Bradley, in speaking to reporters after the hearing, classified that line of reasoning in the arguments of the prosecution as worrisome.

According to Bradley, there was an explicit assertion in the arguments of the prosecution that officers at the highest level of the Police Department are in a working relationship with drug cartels and their agents.

“It is a frightening thing to tell us, that the Police Department in this country has been infiltrated by cartels and cartel agents,” Bradley commented.

He added, “We mi think we noh safe; well now we really noh safe if half of this is true — that the men and women we pay to protect us are using their training, their weapons, their access to information….,” Bradley said before digressing to point out that these officers who are assigned to special units and intelligence operations are able to tap our phones at any time.

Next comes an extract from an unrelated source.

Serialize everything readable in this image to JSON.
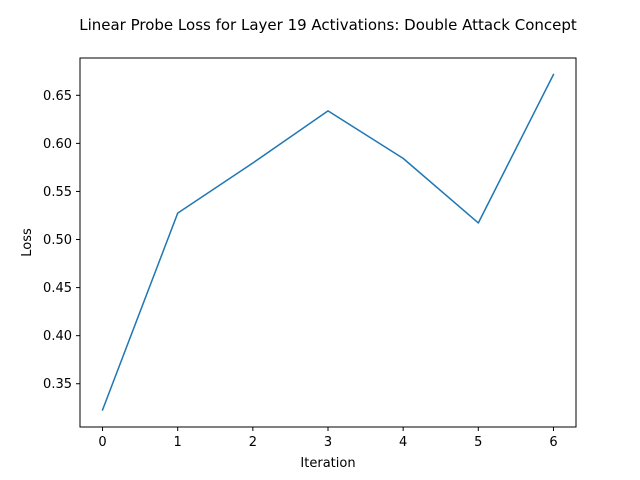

He calls the argument presented in an effort to keep the men imprisoned very serious and says the Commissioner of Police would have some questions to answer.

“In a determined effort to keep them in jail on the grounds that these are extremely dangerous people who are hell-bent on committing very, very serious crimes. What if we go the other route, that they can assassinate Minister of Government, that they can take out people who are journalists who may be asking questions. This is a very, very serious matter, and is all that I can say having heard it,” Bradley remarked.